Action 49 of the Cancer Action Plan sought to develop tools to support implementation and the assessment of nutritional needs in people affected by cancer. The Right Decision Service hosts online toolkits for professionals[34] and toolkits for patients[35], including a self-screening tool have resulted from this action. Focus group findings suggest that continued emphasis is needed in the next Cancer Action Plan on improving systems that support the routine recording of screening, assessment, and outcomes data, and the ability to share these between sectors. Such systems are critical not only for informing patient care but also for local workforce planning.
Better alignment between prehabilitation delivery and digital developments, such as the Digital Front Door, could help address the IT challenges raised by staff. Specifically, by providing a portal to record screening, assessment and outcomes data that is accessible and usable to patients and across sectors, thereby accelerating progress towards the pre‑treatment ambition. This would be a logical extension of Action 47, to develop a partnership to drive forward digital innovation.

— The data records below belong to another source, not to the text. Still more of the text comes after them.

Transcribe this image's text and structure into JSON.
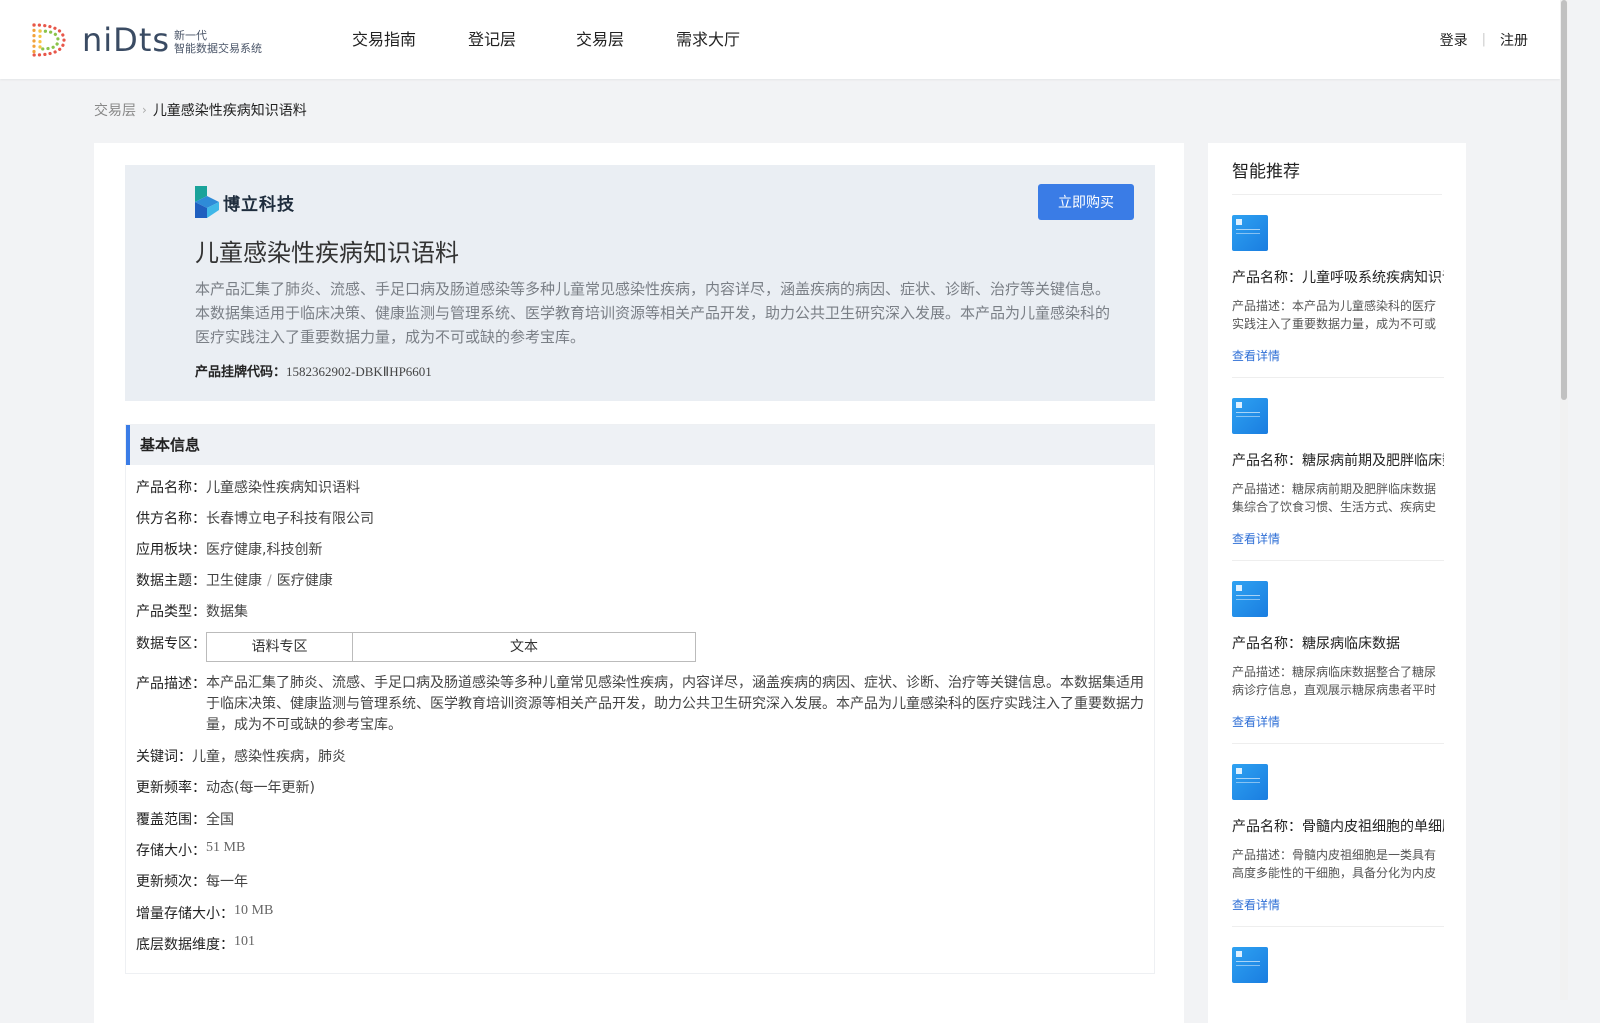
{
  "header": {
    "logo_word": "niDts",
    "logo_sub_1": "新一代",
    "logo_sub_2": "智能数据交易系统",
    "nav": [
      "交易指南",
      "登记层",
      "交易层",
      "需求大厅"
    ],
    "login": "登录",
    "register": "注册",
    "separator": "|"
  },
  "breadcrumb": {
    "parent": "交易层",
    "arrow": "›",
    "current": "儿童感染性疾病知识语料"
  },
  "hero": {
    "brand_name": "博立科技",
    "title": "儿童感染性疾病知识语料",
    "buy_label": "立即购买",
    "description": "本产品汇集了肺炎、流感、手足口病及肠道感染等多种儿童常见感染性疾病，内容详尽，涵盖疾病的病因、症状、诊断、治疗等关键信息。本数据集适用于临床决策、健康监测与管理系统、医学教育培训资源等相关产品开发，助力公共卫生研究深入发展。本产品为儿童感染科的医疗实践注入了重要数据力量，成为不可或缺的参考宝库。",
    "code_label": "产品挂牌代码：",
    "code_value": "1582362902-DBKⅡHP6601"
  },
  "basic_info": {
    "heading": "基本信息",
    "product_name_label": "产品名称：",
    "product_name": "儿童感染性疾病知识语料",
    "supplier_label": "供方名称：",
    "supplier": "长春博立电子科技有限公司",
    "sector_label": "应用板块：",
    "sector": "医疗健康,科技创新",
    "theme_label": "数据主题：",
    "theme_1": "卫生健康",
    "theme_sep": "/",
    "theme_2": "医疗健康",
    "type_label": "产品类型：",
    "type": "数据集",
    "zone_label": "数据专区：",
    "zone_1": "语料专区",
    "zone_2": "文本",
    "desc_label": "产品描述：",
    "desc": "本产品汇集了肺炎、流感、手足口病及肠道感染等多种儿童常见感染性疾病，内容详尽，涵盖疾病的病因、症状、诊断、治疗等关键信息。本数据集适用于临床决策、健康监测与管理系统、医学教育培训资源等相关产品开发，助力公共卫生研究深入发展。本产品为儿童感染科的医疗实践注入了重要数据力量，成为不可或缺的参考宝库。",
    "keywords_label": "关键词：",
    "keywords": "儿童，感染性疾病，肺炎",
    "update_freq_label": "更新频率：",
    "update_freq": "动态(每一年更新)",
    "coverage_label": "覆盖范围：",
    "coverage": "全国",
    "storage_label": "存储大小：",
    "storage": "51 MB",
    "update_times_label": "更新频次：",
    "update_times": "每一年",
    "inc_storage_label": "增量存储大小：",
    "inc_storage": "10 MB",
    "dims_label": "底层数据维度：",
    "dims": "101"
  },
  "sidebar": {
    "title": "智能推荐",
    "items": [
      {
        "name": "产品名称：儿童呼吸系统疾病知识语料",
        "desc": "产品描述：本产品为儿童感染科的医疗实践注入了重要数据力量，成为不可或缺的参考宝库。",
        "link": "查看详情"
      },
      {
        "name": "产品名称：糖尿病前期及肥胖临床数据",
        "desc": "产品描述：糖尿病前期及肥胖临床数据集综合了饮食习惯、生活方式、疾病史等信息。",
        "link": "查看详情"
      },
      {
        "name": "产品名称：糖尿病临床数据",
        "desc": "产品描述：糖尿病临床数据整合了糖尿病诊疗信息，直观展示糖尿病患者平时诊疗数据。",
        "link": "查看详情"
      },
      {
        "name": "产品名称：骨髓内皮祖细胞的单细胞数据",
        "desc": "产品描述：骨髓内皮祖细胞是一类具有高度多能性的干细胞，具备分化为内皮细胞的能力。",
        "link": "查看详情"
      }
    ]
  },
  "colors": {
    "accent": "#3a7ce6",
    "link": "#2f6fd6",
    "hero_bg": "#eaeef3",
    "page_bg": "#f2f3f5"
  }
}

Participants also noted that gathering data requires time and capacity, which must be factored into resource planning. Evidence from a scalability assessment of the Scottish Government’s Single Point of Contact initiative[36] suggests that navigator roles may free up clinical time by providing administrative, logistical, informational, social, and emotional support. The SPOC navigator role may be well suited to supporting screening in prehabilitation pathways. Clarifying roles, including administration and clinical support roles, within the wider prehabilitation workforce would be beneficial within workforce planning, particularly to ensure staff skills are used appropriately for both patient experience and for a cost‑effective workforce.
Relating to the strategic buy in, participants highlighted the need for greater support to ensure outcomes data reach and resonate with senior leaders, alongside investment in systems that make outcomes recording easier and less time‑intensive for staff. These findings reinforce recommendations from the 2022 and 2025 survey analyses, and from the 2024-2025 annual progress report for the Cancer Action Plan[37], for national guidance on outcomes measurement and the development of a core prehabilitation data set. Recent clinical and service outcome measures used in SCAN prehabilitation pilots[33] include length of stay, secondary care contacts, six-month survival rates and weight, as well as qualitative patient stories. Standardised outcomes would enable more consistent monitoring and evaluation across services, helping to demonstrate impact at both individual and system levels. This, in turn, could strengthen the case for long‑term investment and move prehabilitation away from short‑term, project‑based delivery towards a more stable and sustainable model of care.